CVE-2020-28599
Description
A stack-based buffer overflow vulnerability exists in the import_stl.cc:import_stl() functionality of Openscad openscad-2020.12-RC2. A specially crafted STL file can lead to code execution. An attacker can provide a malicious file to trigger this vulnerability.
AI Insight
LLM-synthesized narrative grounded in this CVE's description and references.

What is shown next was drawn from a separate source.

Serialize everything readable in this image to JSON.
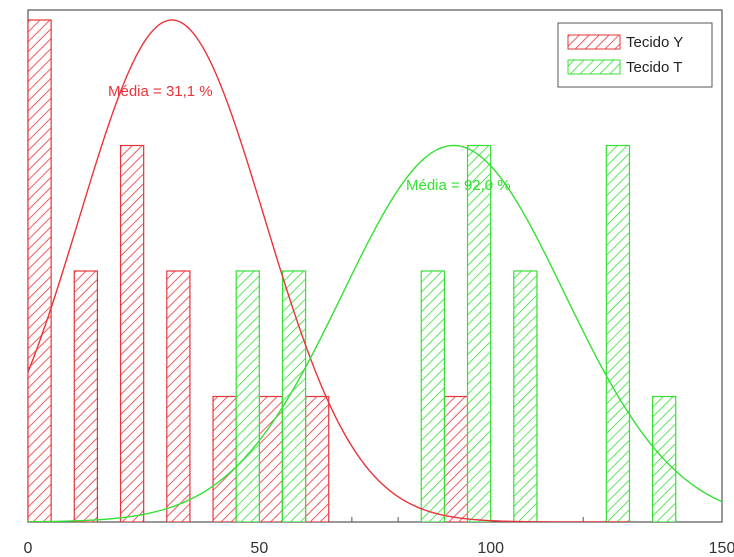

Stack-based buffer overflow in OpenSCAD's STL import allows code execution via a crafted .stl file.
Vulnerability
A stack-based buffer overflow exists in the import_stl() function of OpenSCAD version openscad-2020.12-RC2 when parsing specially crafted STL files. The vulnerability occurs during the processing of vertex coordinates in the STL file, where insufficient bounds checking leads to a stack buffer overflow [1].
Exploitation
An attacker can exploit this vulnerability by providing a malicious STL file to a user who imports it into OpenSCAD using the import("file.stl"); command. No authentication is required, and the attack vector is local (user interaction required). The attacker must craft the STL file to trigger the overflow during the parsing of vertex data [1].
Impact
Successful exploitation allows an attacker to achieve arbitrary code execution in the context of the OpenSCAD process. This can lead to full compromise of the affected system, including confidentiality, integrity, and availability impacts (CVSS 8.8) [1].
Mitigation
As of the publication date (2021-02-24), no official patch has been released for OpenSCAD. The vulnerability affects openscad-2020.12-RC2. Users are advised to avoid importing STL files from untrusted sources until a fix is provided [1].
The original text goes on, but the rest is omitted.